580	epsi[580]	1.518015e+08	2.146688e+07	1.242012e+08	1.855352e+08	0.00	0.00	9936.50	2599.38	1.0	...	True	True	True	1.533348e+08	1.599067e+08	JPN	manufacturing	iron-and-steel	1.533348e+08	1.599067e+08
581	epsi[581]	2.767517e+08	4.035962e+07	2.277436e+08	3.459396e+08	0.00	0.00	11139.89	2420.94	1.0	...	True	True	True	2.882830e+08	2.882830e+08	CHN	manufacturing	chemicals	2.882830e+08	2.882830e+08
582	epsi[582]	3.534442e+08	4.786223e+07	2.908551e+08	4.381235e+08	0.00	0.00	9262.24	2497.90	1.0	...	True	True	True	3.681710e+08	3.681710e+08	CHN	manufacturing	lime	3.681710e+08	3.681710e+08
583	epsi[583]	1.054101e+09	1.483550e+08	8.745137e+08	1.296154e+09	0.00	0.00	10163.62	2270.04	1.0	...	False	True	False	7.808158e+08	1.150200e+09	CHN	manufacturing	cement	7.808158e+08	1.150200e+09
584	epsi[584]	2.069005e+09	2.955722e+08	1.703887e+09	2.538443e+09	0.00	0.00	9985.11	2698.44	1.0	...	True	True	True	1.738660e+09	2.241392e+09	CHN	manufacturing	iron-and-steel	1.738660e+09	2.241392e+09

585 rows × 21 columns

Here are all the estimated ranges of emission values for the considered sectors.

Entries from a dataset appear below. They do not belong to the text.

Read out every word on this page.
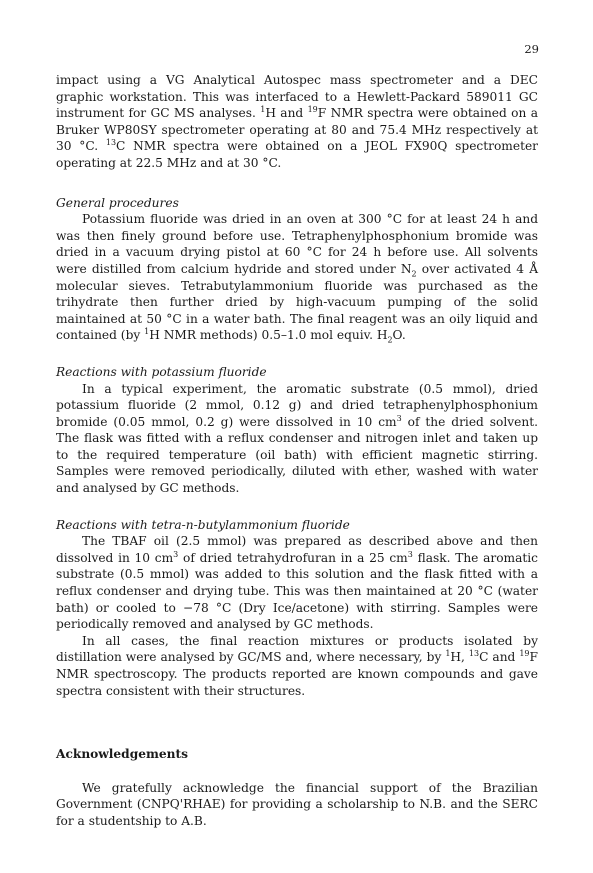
29

impact using a VG Analytical Autospec mass spectrometer and a DEC graphic workstation. This was interfaced to a Hewlett-Packard 589011 GC instrument for GC MS analyses. $^1$H and $^{19}$F NMR spectra were obtained on a Bruker WP80SY spectrometer operating at 80 and 75.4 MHz respectively at 30 °C. $^{13}$C NMR spectra were obtained on a JEOL FX90Q spectrometer operating at 22.5 MHz and at 30 °C.

General procedures

Potassium fluoride was dried in an oven at 300 °C for at least 24 h and was then finely ground before use. Tetraphenylphosphonium bromide was dried in a vacuum drying pistol at 60 °C for 24 h before use. All solvents were distilled from calcium hydride and stored under $N_2$ over activated 4 Å molecular sieves. Tetrabutylammonium fluoride was purchased as the trihydrate then further dried by high-vacuum pumping of the solid maintained at 50 °C in a water bath. The final reagent was an oily liquid and contained (by $^1$H NMR methods) 0.5–1.0 mol equiv. $H_2O$.

Reactions with potassium fluoride

In a typical experiment, the aromatic substrate (0.5 mmol), dried potassium fluoride (2 mmol, 0.12 g) and dried tetraphenylphosphonium bromide (0.05 mmol, 0.2 g) were dissolved in 10 $cm^3$ of the dried solvent. The flask was fitted with a reflux condenser and nitrogen inlet and taken up to the required temperature (oil bath) with efficient magnetic stirring. Samples were removed periodically, diluted with ether, washed with water and analysed by GC methods.

Reactions with tetra-n-butylammonium fluoride

The TBAF oil (2.5 mmol) was prepared as described above and then dissolved in 10 $cm^3$ of dried tetrahydrofuran in a 25 $cm^3$ flask. The aromatic substrate (0.5 mmol) was added to this solution and the flask fitted with a reflux condenser and drying tube. This was then maintained at 20 °C (water bath) or cooled to −78 °C (Dry Ice/acetone) with stirring. Samples were periodically removed and analysed by GC methods.

In all cases, the final reaction mixtures or products isolated by distillation were analysed by GC/MS and, where necessary, by $^1$H, $^{13}$C and $^{19}$F NMR spectroscopy. The products reported are known compounds and gave spectra consistent with their structures.

Acknowledgements

We gratefully acknowledge the financial support of the Brazilian Government (CNPQ'RHAE) for providing a scholarship to N.B. and the SERC for a studentship to A.B.
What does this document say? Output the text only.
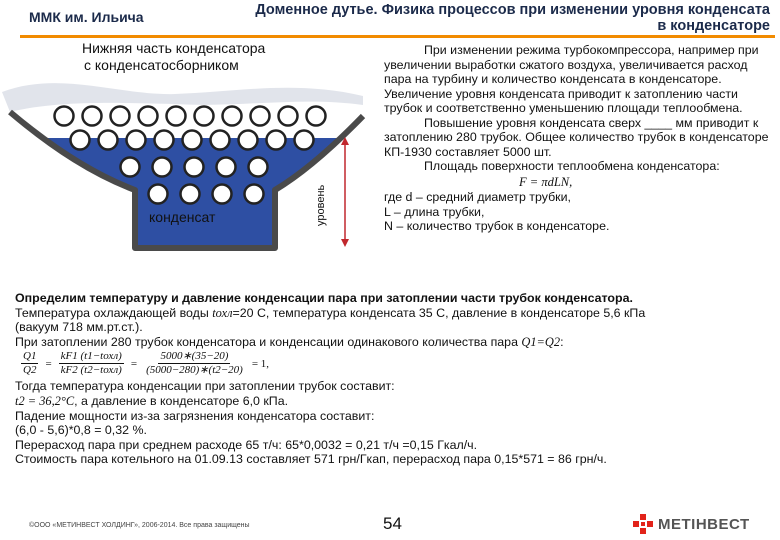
ММК им. Ильича	Доменное дутье. Физика процессов при изменении уровня конденсата
в конденсаторе
Нижняя часть конденсатора
с конденсатосборником
уровень
конденсат

При изменении режима турбокомпрессора, например при увеличении выработки сжатого воздуха, увеличивается расход пара на турбину и количество конденсата в конденсаторе. Увеличение уровня конденсата приводит к затоплению части трубок и соответственно уменьшению площади теплообмена.

Повышение уровня конденсата сверх ____ мм приводит к затоплению 280 трубок. Общее количество трубок в конденсаторе КП-1930 составляет 5000 шт.

Площадь поверхности теплообмена конденсатора:

F = πdLN,

где d – средний диаметр трубки,

L – длина трубки,

N – количество трубок в конденсаторе.

Определим температуру и давление конденсации пара при затоплении части трубок конденсатора.

Температура охлаждающей воды tохл=20 С, температура конденсата 35 С, давление в конденсаторе 5,6 кПа

(вакуум 718 мм.рт.ст.).

При затоплении 280 трубок конденсатора и конденсации одинакового количества пара Q1=Q2:

$\frac{Q1}{Q2} = \frac{\text{kF1 (t1−tохл)}}{\text{kF2 (t2−tохл)}} = \frac{5000∗(35-20)}{(5000-280)∗(t2-20)} = 1$,

Тогда температура конденсации при затоплении трубок составит:

t2 = 36,2°C, а давление в конденсаторе 6,0 кПа.

Падение мощности из-за загрязнения конденсатора составит:

(6,0 - 5,6)*0,8 = 0,32 %.

Перерасход пара при среднем расходе 65 т/ч: 65*0,0032 = 0,21 т/ч =0,15 Гкал/ч.

Стоимость пара котельного на 01.09.13 составляет 571 грн/Гкап, перерасход пара 0,15*571 = 86 грн/ч.

©ООО «МЕТИНВЕСТ ХОЛДИНГ», 2006-2014. Все права защищены	54	МЕТІНВЕСТ
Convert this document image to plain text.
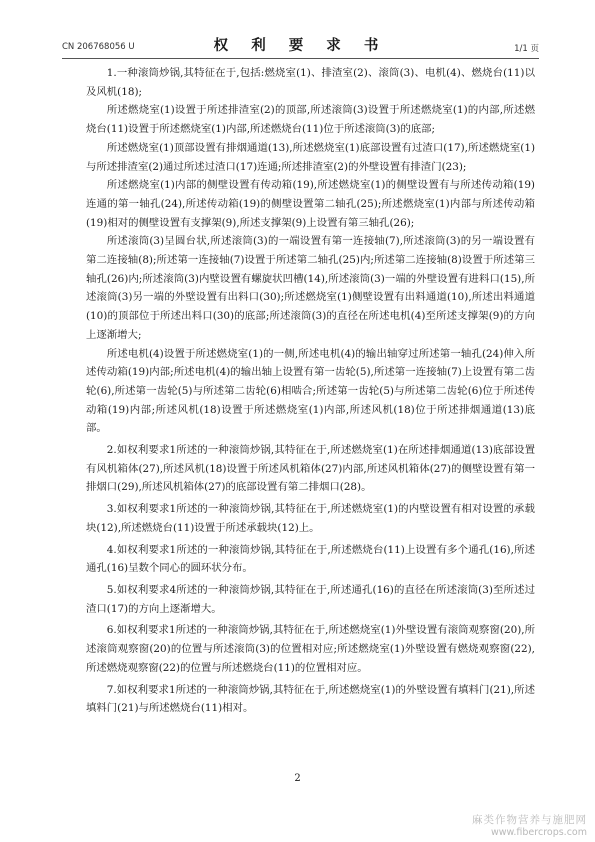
CN 206768056 U	权 利 要 求 书	1/1 页

1.一种滚筒炒锅,其特征在于,包括:燃烧室(1)、排渣室(2)、滚筒(3)、电机(4)、燃烧台(11)以及风机(18);

所述燃烧室(1)设置于所述排渣室(2)的顶部,所述滚筒(3)设置于所述燃烧室(1)的内部,所述燃烧台(11)设置于所述燃烧室(1)内部,所述燃烧台(11)位于所述滚筒(3)的底部;

所述燃烧室(1)顶部设置有排烟通道(13),所述燃烧室(1)底部设置有过渣口(17),所述燃烧室(1)与所述排渣室(2)通过所述过渣口(17)连通;所述排渣室(2)的外壁设置有排渣门(23);

所述燃烧室(1)内部的侧壁设置有传动箱(19),所述燃烧室(1)的侧壁设置有与所述传动箱(19)连通的第一轴孔(24),所述传动箱(19)的侧壁设置第二轴孔(25);所述燃烧室(1)内部与所述传动箱(19)相对的侧壁设置有支撑架(9),所述支撑架(9)上设置有第三轴孔(26);

所述滚筒(3)呈圆台状,所述滚筒(3)的一端设置有第一连接轴(7),所述滚筒(3)的另一端设置有第二连接轴(8);所述第一连接轴(7)设置于所述第二轴孔(25)内;所述第二连接轴(8)设置于所述第三轴孔(26)内;所述滚筒(3)内壁设置有螺旋状凹槽(14),所述滚筒(3)一端的外壁设置有进料口(15),所述滚筒(3)另一端的外壁设置有出料口(30);所述燃烧室(1)侧壁设置有出料通道(10),所述出料通道(10)的顶部位于所述出料口(30)的底部;所述滚筒(3)的直径在所述电机(4)至所述支撑架(9)的方向上逐渐增大;

所述电机(4)设置于所述燃烧室(1)的一侧,所述电机(4)的输出轴穿过所述第一轴孔(24)伸入所述传动箱(19)内部;所述电机(4)的输出轴上设置有第一齿轮(5),所述第一连接轴(7)上设置有第二齿轮(6),所述第一齿轮(5)与所述第二齿轮(6)相啮合;所述第一齿轮(5)与所述第二齿轮(6)位于所述传动箱(19)内部;所述风机(18)设置于所述燃烧室(1)内部,所述风机(18)位于所述排烟通道(13)底部。

2.如权利要求1所述的一种滚筒炒锅,其特征在于,所述燃烧室(1)在所述排烟通道(13)底部设置有风机箱体(27),所述风机(18)设置于所述风机箱体(27)内部,所述风机箱体(27)的侧壁设置有第一排烟口(29),所述风机箱体(27)的底部设置有第二排烟口(28)。

3.如权利要求1所述的一种滚筒炒锅,其特征在于,所述燃烧室(1)的内壁设置有相对设置的承载块(12),所述燃烧台(11)设置于所述承载块(12)上。

4.如权利要求1所述的一种滚筒炒锅,其特征在于,所述燃烧台(11)上设置有多个通孔(16),所述通孔(16)呈数个同心的圆环状分布。

5.如权利要求4所述的一种滚筒炒锅,其特征在于,所述通孔(16)的直径在所述滚筒(3)至所述过渣口(17)的方向上逐渐增大。

6.如权利要求1所述的一种滚筒炒锅,其特征在于,所述燃烧室(1)外壁设置有滚筒观察窗(20),所述滚筒观察窗(20)的位置与所述滚筒(3)的位置相对应;所述燃烧室(1)外壁设置有燃烧观察窗(22),所述燃烧观察窗(22)的位置与所述燃烧台(11)的位置相对应。

7.如权利要求1所述的一种滚筒炒锅,其特征在于,所述燃烧室(1)的外壁设置有填料门(21),所述填料门(21)与所述燃烧台(11)相对。

2
麻类作物营养与施肥网
www.fibercrops.com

Looking at the top sector (Chinese manufacturing), our Bayesian analysis inferred an median emission of 1.14BT CO2e, and the true value being very likely between 0.96BT and 1.4BT (94% confidence interval). However, the value of the source emission is 0.9BT. Based on our model, this value is likely to be inaccurate and we should explore further if we can refine it.

Zoom and hover over the data points to see how much the values diverge.

px.scatter(
    summ,y="median",
    color="valid",
    log_y=True,
    error_y = summ[HDI_HIGH]-summ["median"],
    error_y_minus=summ["median"]-summ[HDI_LOW],
    hover_data=[SECTOR,ISO3_COUNTRY,SUBSECTOR,EMISSIONS_QUANTITY_S,EMISSIONS_QUANTITY_CE]
)

This is another visualization that puts all the data in the same plot. You can see how this simple model shines for estimating conservative figures: between two wildly different values, it will lean towards the higher one, and when they are close, it will average them out.

fig = go.Figure()
xs = list(range(len(summ)))
fig.add_trace(
go.Scatter(
        x=xs,
        y=summ["median"],
    name="estimate",
        mode='markers',
        error_y=dict(
            type='data',
            symmetric=False,
            array=summ[HDI_HIGH]-summ["median"],
            arrayminus=summ["median"]-summ[HDI_LOW])
        )
    
)
fig.add_trace(
    go.Scatter(
        x=xs,
        y=summ["s"],
        name="source",
        mode='markers',
        )
)
fig.add_trace(go.Scatter(
        x=xs,
        y=summ["ce"],
        name="countries",
        mode='markers',
        ))
fig.update_yaxes(type="log")

fig.show()

Conclusion

In this section, we first saw how to visually inspect the differences between emissions of different countries, both from a source level and country report level. We identified a couple of sectors in which emissions diverge between both methods of reporting.

Finally, we saw how to use Bayesian analysis to start combining multiple data sources together. This example only considers two estimates. See as an exercise what happens with different distributions, such as Gaussian distributions for example.